Unable to run inference on npu ( npu not found? )

Hi all,

I’m building a custom yocto image and trying to run inference using the NPU as follows:

root@verdin-imx8mp:/usr/bin/tensorflow-lite-2.9.1/examples# USE_GPU_INFERENCE=0 python3 label_image.py -e /usr/lib/libvx_delegate.so
Loading external delegate from /usr/lib/libvx_delegate.so with args: {}
Vx delegate: allowed_cache_mode set to 0.
Vx delegate: device num set to 0.
Vx delegate: allowed_builtin_code set to 0.
Vx delegate: error_during_init set to 0.
Vx delegate: error_during_prepare set to 0.
Vx delegate: error_during_invoke set to 0.
Loaded delegate
Running inference?
[     1] Failed to open device: No such file or directory, Try again...
[     2] Failed to open device: No such file or directory, Try again...
[     3] Failed to open device: No such file or directory, Try again...
[     4] Failed to open device: No such file or directory, Try again...
[     5] _OpenDevice(1249): FATAL: Failed to open device, errno=No such file or directory.

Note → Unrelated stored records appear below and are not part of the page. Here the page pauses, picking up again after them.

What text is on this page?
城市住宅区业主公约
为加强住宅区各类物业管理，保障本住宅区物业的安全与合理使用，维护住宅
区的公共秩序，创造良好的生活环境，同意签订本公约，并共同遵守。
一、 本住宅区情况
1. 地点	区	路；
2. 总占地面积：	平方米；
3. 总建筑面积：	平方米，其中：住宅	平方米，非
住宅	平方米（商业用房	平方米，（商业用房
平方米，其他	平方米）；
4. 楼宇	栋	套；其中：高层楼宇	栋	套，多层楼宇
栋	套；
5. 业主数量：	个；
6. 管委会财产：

The yocto recipie seems to have built fine, the delegate etc is all installced and tensorflow lite appears to be working but it’s failing with the above.

My assumption is this is because something isn’t loaded in /dev/ but I don’t know what that something is or what I am potentially missing.

So a few questions:

Should I see something npu related in dmesg?
Should I see something in /dev if everything is installed correctly?

Thank you!

p.s I basically just followed the guide here to get this far:

Repos used

header:
  version: 11

repos:
  meta-toradex-nxp:
    url: "https://git.toradex.com/meta-toradex-nxp.git"
    path: sources/meta-toradex-nxp
    branch: kirkstone-6.x.y
    commit: 92a03e8efa00234026139919789989a11bc7ed58
  
  meta-freescale-3rdparty:
    url: "https://github.com/Freescale/meta-freescale-3rdparty.git"
    path: sources/meta-freescale-3rdparty
    branch: kirkstone
    commit: "9e94b64bdfebcf7bfdf2af6447cec866a4efa814"

  meta-freescale-distro:
    url: "https://github.com/Freescale/meta-freescale-distro.git"
    path: sources/meta-freescale-distro
    branch: kirkstone
    commit: "d5bbb487b2816dfc74984a78b67f7361ce404253"

  meta-freescale:
    url: "https://github.com/Freescale/meta-freescale.git"
    path: sources/meta-freescale
    branch: kirkstone
    commit: "fb17bfb8edcc9560bc1beb966a68f1f4c08ecfb3"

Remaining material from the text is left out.